Uma breve digressão sobre os ecos na blogosfera do debate económico travado nas sessões do Simpósio de Banqueiros no fim do mundo de Jackson Hole excedeu claramente as minhas expectativas. E não apenas pela forte repercussão nos meios de comunicação social, de imprensa económica e não só, suscitada pela intervenção de Draghi, após a intervenção de Janet Yellen no mesmo Simpósio.
O título do post de hoje não pretende reproduzir a eventual polarização de opiniões que se terá formado no ambiente do Simpósio. O tema polarização tem nos últimos tempos um significado claro na economia do trabalho e tem origem no já conhecido e aqui comentado fenómeno da polarização de empregos nas principais economias desenvolvidas. O topo (empregos de altas qualificações, intensivos em competências abstratas) e a base (empregos de baixas qualificações e intensivos em competências manuais) da estrutura dos empregos tenderam nos últimos tempos a ganhar importância face aos grupos intermédios dessa estrutura (empregos de qualificações médias e intensivos em competências de rotina, mais facilmente substituíveis por computadores). Curiosamente, o reforço simultâneo do topo e da base não é acompanhado por comportamento similar dos salários: o topo tende a desenvolver padrões salariais crescentes, ao passo que a base tende a afundar-se em baixos salários.
A intervenção de David Autor em Jackson Hole teve um grande impacto sobre esta matéria. Autor não cunhou a designação, mas é indiscutivelmente um dos investigadores mais consistentes sobre o tema. A sua intervenção mostrou essa consistência, contendo uma dimensão adicional que me apraz registar, por razões que procurarei hoje evidenciar.
O paper apresentado por Autor tem essencialmente duas partes: uma primeira em que desenvolve essencialmente os argumentos principais da tese da polarização (largamente tributária de artigos anteriores que lhe granjearam a notoriedade no tema); uma segunda em que explora aspetos ainda não suficientemente desenvolvidos em artigos anteriores.

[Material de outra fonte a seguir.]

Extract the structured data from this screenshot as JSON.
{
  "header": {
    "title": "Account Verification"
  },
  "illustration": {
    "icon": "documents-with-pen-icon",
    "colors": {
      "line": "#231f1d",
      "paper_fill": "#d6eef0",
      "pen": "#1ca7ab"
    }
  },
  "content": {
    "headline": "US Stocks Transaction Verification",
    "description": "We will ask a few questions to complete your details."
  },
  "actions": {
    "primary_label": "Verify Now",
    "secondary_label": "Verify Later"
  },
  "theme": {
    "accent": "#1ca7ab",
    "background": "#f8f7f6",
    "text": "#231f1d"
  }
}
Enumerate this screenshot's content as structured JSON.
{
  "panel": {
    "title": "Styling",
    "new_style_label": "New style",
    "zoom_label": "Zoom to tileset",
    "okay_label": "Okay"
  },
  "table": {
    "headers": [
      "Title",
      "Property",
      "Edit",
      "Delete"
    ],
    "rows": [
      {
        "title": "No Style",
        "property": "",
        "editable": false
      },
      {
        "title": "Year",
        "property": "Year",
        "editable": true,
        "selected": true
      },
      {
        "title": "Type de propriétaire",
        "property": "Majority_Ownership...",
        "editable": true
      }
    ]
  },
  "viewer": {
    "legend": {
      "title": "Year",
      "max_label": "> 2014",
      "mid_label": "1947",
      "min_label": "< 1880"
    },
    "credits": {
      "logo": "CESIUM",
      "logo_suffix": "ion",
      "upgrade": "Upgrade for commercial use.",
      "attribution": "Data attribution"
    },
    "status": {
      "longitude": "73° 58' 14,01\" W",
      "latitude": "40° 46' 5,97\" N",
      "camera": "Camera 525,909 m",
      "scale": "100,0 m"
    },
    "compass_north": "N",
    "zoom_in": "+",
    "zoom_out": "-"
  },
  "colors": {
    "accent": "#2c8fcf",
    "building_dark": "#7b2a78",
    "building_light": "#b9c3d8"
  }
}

Os argumentos fundamentais em que assenta a tese da polarização incidem sobretudo nas consequências que o progresso técnico (essencialmente determinado pela computarização da economia) tende a provocar em diferentes tipos de empregos competências. As chamadas competências abstratas e criativas, associadas às mais elevadas qualificações, tendem a beneficiar com a complementaridade com a computarização nas suas diferentes formas. As competências manuais associadas a baixas qualificações têm a particularidade de não serem simuláveis e substituíveis pela computarização, já que pressupõem competências in situ, não externalizáveis por outsourcing internacional, embora isso não signifique progressão dos salários dada a elevadíssima oferta de trabalhadores desqualificados. Para além disso, trata-se de um último reduto de competências de média qualificação, as quais, perdido o emprego e face à probabilidade de permanecerem no desemprego, optam por concorrer a empregos desqualificados para as suas competências. Finalmente, as competências perdedoras reúnem sobretudo os empregos que fazem apelo a tarefas de rotina, facilmente programáveis, e tendem por isso a ser destruídas pelo avanço da computarização na economia. São também em grande medida externalizáveis por outsourcing internacional. Veja-se o caso das contabilidades e outras operações administrativas.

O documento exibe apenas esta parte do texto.